Vonnegut’s Rules for Writing
O.k. I know this has been posted a million times on other websites. But these eight rules could really change your life. Or at least your writing. And that makes them the perfect subject for the first real post of Weekly Writing Assignment.
Kurt Vonnegut, rest his soul, was one of the most gifted, brilliant writers of the last 50 years. If you’ve never heard of him, I highly recommend Mother Night (my personal favorite, though not a very typical Vonnegut novel), Galapagos, Cat’s Craddle, Breakfast of Champions, and his most well-known novel, Slaughterhouse Five.
So, without further ado, Vonnegut’s Rules for Writing:
- Use the time of a total stranger in such a way that he or she will not feel the time was wasted.
- Give the reader at least one character he or she can root for.

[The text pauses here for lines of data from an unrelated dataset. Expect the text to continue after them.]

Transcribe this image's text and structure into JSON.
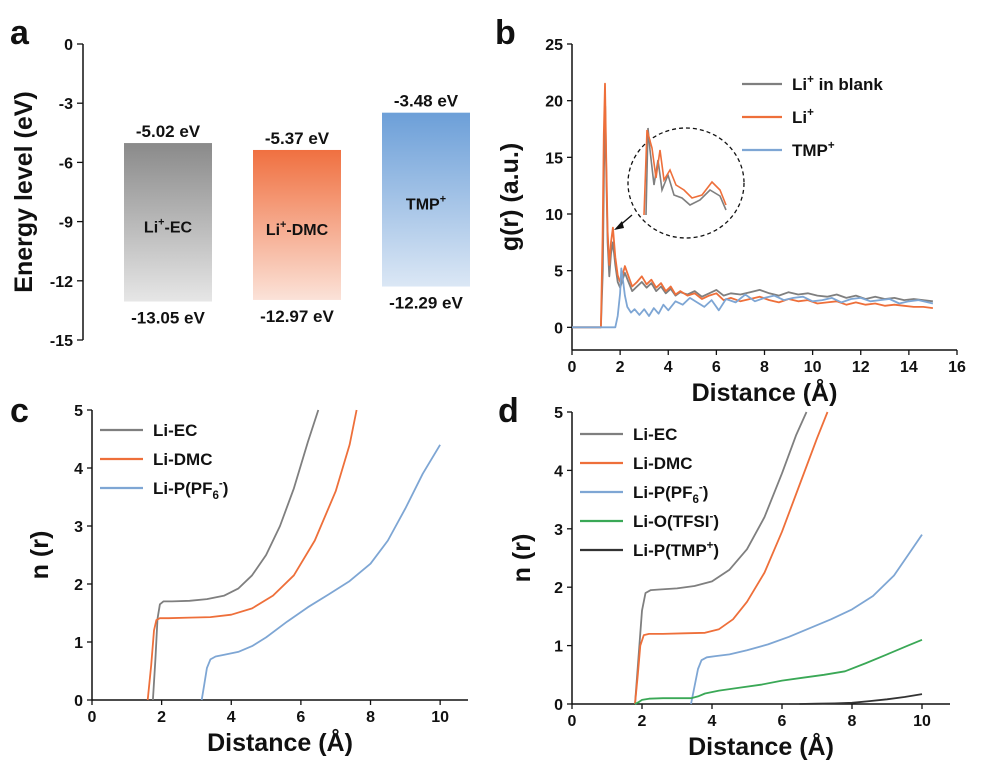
{
  "colors": {
    "gray": "#7f7f7f",
    "orange": "#ee6f3a",
    "blue": "#7ea6d4",
    "green": "#3aa856",
    "black": "#333333",
    "bar_gray": "#8a8a8a",
    "bar_orange": "#f07040",
    "bar_blue": "#6c9fd8"
  },
  "chart_data": [
    {
      "panel": "a",
      "type": "bar",
      "title": "",
      "ylabel": "Energy level (eV)",
      "ylim": [
        -15,
        0
      ],
      "yticks": [
        0,
        -3,
        -6,
        -9,
        -12,
        -15
      ],
      "ytick_labels": [
        "0",
        "-3",
        "-6",
        "-9",
        "-12",
        "-15"
      ],
      "bars": [
        {
          "name": "Li⁺-EC",
          "name_base": "Li",
          "name_sup": "+",
          "name_rest": "-EC",
          "top": -5.02,
          "bottom": -13.05,
          "top_label": "-5.02 eV",
          "bottom_label": "-13.05 eV",
          "color_key": "bar_gray"
        },
        {
          "name": "Li⁺-DMC",
          "name_base": "Li",
          "name_sup": "+",
          "name_rest": "-DMC",
          "top": -5.37,
          "bottom": -12.97,
          "top_label": "-5.37 eV",
          "bottom_label": "-12.97 eV",
          "color_key": "bar_orange"
        },
        {
          "name": "TMP⁺",
          "name_base": "TMP",
          "name_sup": "+",
          "name_rest": "",
          "top": -3.48,
          "bottom": -12.29,
          "top_label": "-3.48 eV",
          "bottom_label": "-12.29 eV",
          "color_key": "bar_blue"
        }
      ]
    },
    {
      "panel": "b",
      "type": "line",
      "xlabel": "Distance (Å)",
      "ylabel": "g(r) (a.u.)",
      "xlim": [
        0,
        16
      ],
      "ylim": [
        -2,
        25
      ],
      "xticks": [
        0,
        2,
        4,
        6,
        8,
        10,
        12,
        14,
        16
      ],
      "xtick_labels": [
        "0",
        "2",
        "4",
        "6",
        "8",
        "10",
        "12",
        "14",
        "16"
      ],
      "yticks": [
        0,
        5,
        10,
        15,
        20,
        25
      ],
      "ytick_labels": [
        "0",
        "5",
        "10",
        "15",
        "20",
        "25"
      ],
      "annotation": "zoom inset (dashed circle) of first-shell peaks",
      "series": [
        {
          "name": "Li⁺ in blank",
          "legend_base": "Li",
          "legend_sup": "+",
          "legend_rest": " in blank",
          "color_key": "gray",
          "x": [
            0,
            1.2,
            1.28,
            1.33,
            1.38,
            1.42,
            1.48,
            1.55,
            1.62,
            1.7,
            1.8,
            1.9,
            2.0,
            2.1,
            2.2,
            2.35,
            2.5,
            2.7,
            2.9,
            3.1,
            3.3,
            3.5,
            3.7,
            3.9,
            4.1,
            4.3,
            4.5,
            4.8,
            5.1,
            5.4,
            5.7,
            6.0,
            6.3,
            6.6,
            7.0,
            7.4,
            7.8,
            8.2,
            8.6,
            9.0,
            9.4,
            9.8,
            10.2,
            10.6,
            11.0,
            11.4,
            11.8,
            12.2,
            12.6,
            13.0,
            13.4,
            13.8,
            14.2,
            14.6,
            15.0
          ],
          "y": [
            0,
            0,
            5,
            14,
            19.5,
            14,
            7.5,
            4.5,
            6.5,
            7.5,
            5.5,
            4.0,
            3.5,
            4.2,
            4.8,
            4.0,
            3.2,
            3.6,
            4.0,
            3.5,
            3.9,
            3.2,
            3.6,
            3.0,
            3.4,
            2.8,
            3.1,
            2.9,
            3.2,
            2.7,
            3.0,
            3.3,
            2.8,
            3.0,
            2.9,
            3.1,
            3.3,
            3.0,
            2.8,
            3.1,
            2.9,
            3.0,
            2.8,
            2.7,
            2.9,
            2.6,
            2.8,
            2.5,
            2.7,
            2.5,
            2.6,
            2.4,
            2.5,
            2.4,
            2.3
          ]
        },
        {
          "name": "Li⁺",
          "legend_base": "Li",
          "legend_sup": "+",
          "legend_rest": "",
          "color_key": "orange",
          "x": [
            0,
            1.2,
            1.27,
            1.32,
            1.37,
            1.42,
            1.48,
            1.55,
            1.62,
            1.7,
            1.8,
            1.9,
            2.0,
            2.1,
            2.2,
            2.35,
            2.5,
            2.7,
            2.9,
            3.1,
            3.3,
            3.5,
            3.7,
            3.9,
            4.1,
            4.3,
            4.5,
            4.8,
            5.1,
            5.4,
            5.7,
            6.0,
            6.3,
            6.6,
            7.0,
            7.4,
            7.8,
            8.2,
            8.6,
            9.0,
            9.4,
            9.8,
            10.2,
            10.6,
            11.0,
            11.4,
            11.8,
            12.2,
            12.6,
            13.0,
            13.4,
            13.8,
            14.2,
            14.6,
            15.0
          ],
          "y": [
            0,
            0,
            8,
            17,
            21.5,
            15,
            8.5,
            5.5,
            7.5,
            8.8,
            6.2,
            4.6,
            4.0,
            4.6,
            5.4,
            4.5,
            3.6,
            4.0,
            4.5,
            3.8,
            4.2,
            3.5,
            3.9,
            3.2,
            3.6,
            2.9,
            3.2,
            2.8,
            3.0,
            2.5,
            2.8,
            3.0,
            2.4,
            2.6,
            2.3,
            2.5,
            2.7,
            2.4,
            2.2,
            2.5,
            2.3,
            2.4,
            2.1,
            2.2,
            2.3,
            2.0,
            2.2,
            2.0,
            2.1,
            1.9,
            2.0,
            1.9,
            1.8,
            1.8,
            1.7
          ]
        },
        {
          "name": "TMP⁺",
          "legend_base": "TMP",
          "legend_sup": "+",
          "legend_rest": "",
          "color_key": "blue",
          "x": [
            0,
            1.8,
            1.9,
            2.0,
            2.05,
            2.1,
            2.2,
            2.3,
            2.45,
            2.6,
            2.8,
            3.0,
            3.2,
            3.4,
            3.6,
            3.8,
            4.0,
            4.3,
            4.6,
            4.9,
            5.2,
            5.5,
            5.8,
            6.1,
            6.4,
            6.8,
            7.2,
            7.6,
            8.0,
            8.4,
            8.8,
            9.2,
            9.6,
            10.0,
            10.4,
            10.8,
            11.2,
            11.6,
            12.0,
            12.4,
            12.8,
            13.2,
            13.6,
            14.0,
            14.4,
            14.8,
            15.0
          ],
          "y": [
            0,
            0,
            1.0,
            3.0,
            5.2,
            4.5,
            2.8,
            1.8,
            1.3,
            1.6,
            1.1,
            1.6,
            1.0,
            1.7,
            1.2,
            2.0,
            1.5,
            2.3,
            2.0,
            2.6,
            2.2,
            1.8,
            2.4,
            1.5,
            2.5,
            2.2,
            2.9,
            2.3,
            2.6,
            2.8,
            2.4,
            2.6,
            2.7,
            2.3,
            2.4,
            2.6,
            2.2,
            2.5,
            2.6,
            2.3,
            2.4,
            2.5,
            2.1,
            2.3,
            2.4,
            2.2,
            2.1
          ]
        }
      ]
    },
    {
      "panel": "c",
      "type": "line",
      "xlabel": "Distance (Å)",
      "ylabel": "n (r)",
      "xlim": [
        0,
        10.8
      ],
      "ylim": [
        0,
        5
      ],
      "xticks": [
        0,
        2,
        4,
        6,
        8,
        10
      ],
      "xtick_labels": [
        "0",
        "2",
        "4",
        "6",
        "8",
        "10"
      ],
      "yticks": [
        0,
        1,
        2,
        3,
        4,
        5
      ],
      "ytick_labels": [
        "0",
        "1",
        "2",
        "3",
        "4",
        "5"
      ],
      "series": [
        {
          "name": "Li-EC",
          "legend_base": "Li-EC",
          "legend_sup": "",
          "legend_rest": "",
          "color_key": "gray",
          "x": [
            1.75,
            1.82,
            1.88,
            1.95,
            2.05,
            2.3,
            2.8,
            3.3,
            3.8,
            4.2,
            4.6,
            5.0,
            5.4,
            5.8,
            6.2,
            6.5
          ],
          "y": [
            0,
            0.7,
            1.4,
            1.65,
            1.7,
            1.7,
            1.71,
            1.74,
            1.8,
            1.92,
            2.15,
            2.5,
            3.0,
            3.65,
            4.45,
            5.0
          ]
        },
        {
          "name": "Li-DMC",
          "legend_base": "Li-DMC",
          "legend_sup": "",
          "legend_rest": "",
          "color_key": "orange",
          "x": [
            1.6,
            1.7,
            1.78,
            1.85,
            1.95,
            2.2,
            2.8,
            3.4,
            4.0,
            4.6,
            5.2,
            5.8,
            6.4,
            7.0,
            7.4,
            7.6
          ],
          "y": [
            0,
            0.6,
            1.2,
            1.38,
            1.41,
            1.41,
            1.42,
            1.43,
            1.47,
            1.58,
            1.8,
            2.15,
            2.75,
            3.6,
            4.4,
            5.0
          ]
        },
        {
          "name": "Li-P(PF₆⁻)",
          "legend_base": "Li-P(PF",
          "legend_sub": "6",
          "legend_sup": "-",
          "legend_rest": ")",
          "color_key": "blue",
          "x": [
            3.15,
            3.22,
            3.3,
            3.4,
            3.55,
            3.8,
            4.2,
            4.6,
            5.0,
            5.6,
            6.2,
            6.8,
            7.4,
            8.0,
            8.5,
            9.0,
            9.5,
            10.0
          ],
          "y": [
            0,
            0.25,
            0.55,
            0.7,
            0.75,
            0.78,
            0.83,
            0.93,
            1.08,
            1.35,
            1.6,
            1.82,
            2.05,
            2.35,
            2.75,
            3.3,
            3.9,
            4.4
          ]
        }
      ]
    },
    {
      "panel": "d",
      "type": "line",
      "xlabel": "Distance (Å)",
      "ylabel": "n (r)",
      "xlim": [
        0,
        10.8
      ],
      "ylim": [
        0,
        5
      ],
      "xticks": [
        0,
        2,
        4,
        6,
        8,
        10
      ],
      "xtick_labels": [
        "0",
        "2",
        "4",
        "6",
        "8",
        "10"
      ],
      "yticks": [
        0,
        1,
        2,
        3,
        4,
        5
      ],
      "ytick_labels": [
        "0",
        "1",
        "2",
        "3",
        "4",
        "5"
      ],
      "series": [
        {
          "name": "Li-EC",
          "legend_base": "Li-EC",
          "legend_sup": "",
          "legend_rest": "",
          "color_key": "gray",
          "x": [
            1.8,
            1.9,
            2.0,
            2.1,
            2.25,
            2.5,
            3.0,
            3.5,
            4.0,
            4.5,
            5.0,
            5.5,
            6.0,
            6.4,
            6.7
          ],
          "y": [
            0,
            0.8,
            1.6,
            1.9,
            1.95,
            1.96,
            1.98,
            2.02,
            2.1,
            2.3,
            2.65,
            3.2,
            3.95,
            4.6,
            5.0
          ]
        },
        {
          "name": "Li-DMC",
          "legend_base": "Li-DMC",
          "legend_sup": "",
          "legend_rest": "",
          "color_key": "orange",
          "x": [
            1.8,
            1.88,
            1.95,
            2.05,
            2.2,
            2.6,
            3.2,
            3.8,
            4.2,
            4.6,
            5.0,
            5.5,
            6.0,
            6.5,
            7.0,
            7.3
          ],
          "y": [
            0,
            0.5,
            1.0,
            1.18,
            1.2,
            1.2,
            1.21,
            1.22,
            1.28,
            1.45,
            1.75,
            2.25,
            2.95,
            3.75,
            4.55,
            5.0
          ]
        },
        {
          "name": "Li-P(PF₆⁻)",
          "legend_base": "Li-P(PF",
          "legend_sub": "6",
          "legend_sup": "-",
          "legend_rest": ")",
          "color_key": "blue",
          "x": [
            3.4,
            3.5,
            3.6,
            3.7,
            3.85,
            4.1,
            4.5,
            5.0,
            5.6,
            6.2,
            6.8,
            7.4,
            8.0,
            8.6,
            9.2,
            9.6,
            10.0
          ],
          "y": [
            0,
            0.3,
            0.6,
            0.75,
            0.8,
            0.82,
            0.85,
            0.92,
            1.02,
            1.15,
            1.3,
            1.45,
            1.62,
            1.85,
            2.2,
            2.55,
            2.9
          ]
        },
        {
          "name": "Li-O(TFSI⁻)",
          "legend_base": "Li-O(TFSI",
          "legend_sup": "-",
          "legend_rest": ")",
          "color_key": "green",
          "x": [
            1.8,
            1.9,
            2.0,
            2.2,
            2.6,
            3.0,
            3.4,
            3.6,
            3.8,
            4.2,
            4.8,
            5.4,
            6.0,
            6.6,
            7.2,
            7.8,
            8.4,
            9.0,
            9.6,
            10.0
          ],
          "y": [
            0,
            0.03,
            0.07,
            0.09,
            0.1,
            0.1,
            0.1,
            0.13,
            0.18,
            0.23,
            0.28,
            0.33,
            0.4,
            0.45,
            0.5,
            0.56,
            0.7,
            0.85,
            1.0,
            1.1
          ]
        },
        {
          "name": "Li-P(TMP⁺)",
          "legend_base": "Li-P(TMP",
          "legend_sup": "+",
          "legend_rest": ")",
          "color_key": "black",
          "x": [
            6.5,
            7.0,
            7.5,
            8.0,
            8.5,
            9.0,
            9.5,
            10.0
          ],
          "y": [
            0,
            0.005,
            0.01,
            0.02,
            0.05,
            0.08,
            0.12,
            0.17
          ]
        }
      ]
    }
  ]
}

- Every character should want something, even if it is only a glass of water.
- Every sentence must do one of two things—reveal character or advance the action.
- Start as close to the end as possible.
- Be a sadist. No matter sweet and innocent your leading characters, make awful things happen to them—in order that the reader may see what they are made of.
- Write to please just one person. If you open a window and make love to the world, so to speak, your story will get pneumonia.
- Give your readers as much information as possible as soon as possible. To heck with suspense. Readers should have such complete understanding of what is going on, where and why, that they could finish the story themselves, should cockroaches eat the last few pages.
Vonnegut also added:
The greatest American short story writer of my generation was Flannery O’Connor (1925-1964). She broke practically every one of my rules but the first. Great writers tend to do that.



















July 23rd, 2009 at 11:23 am
Vonnegut also said a novelist is a person who can sit for a long time.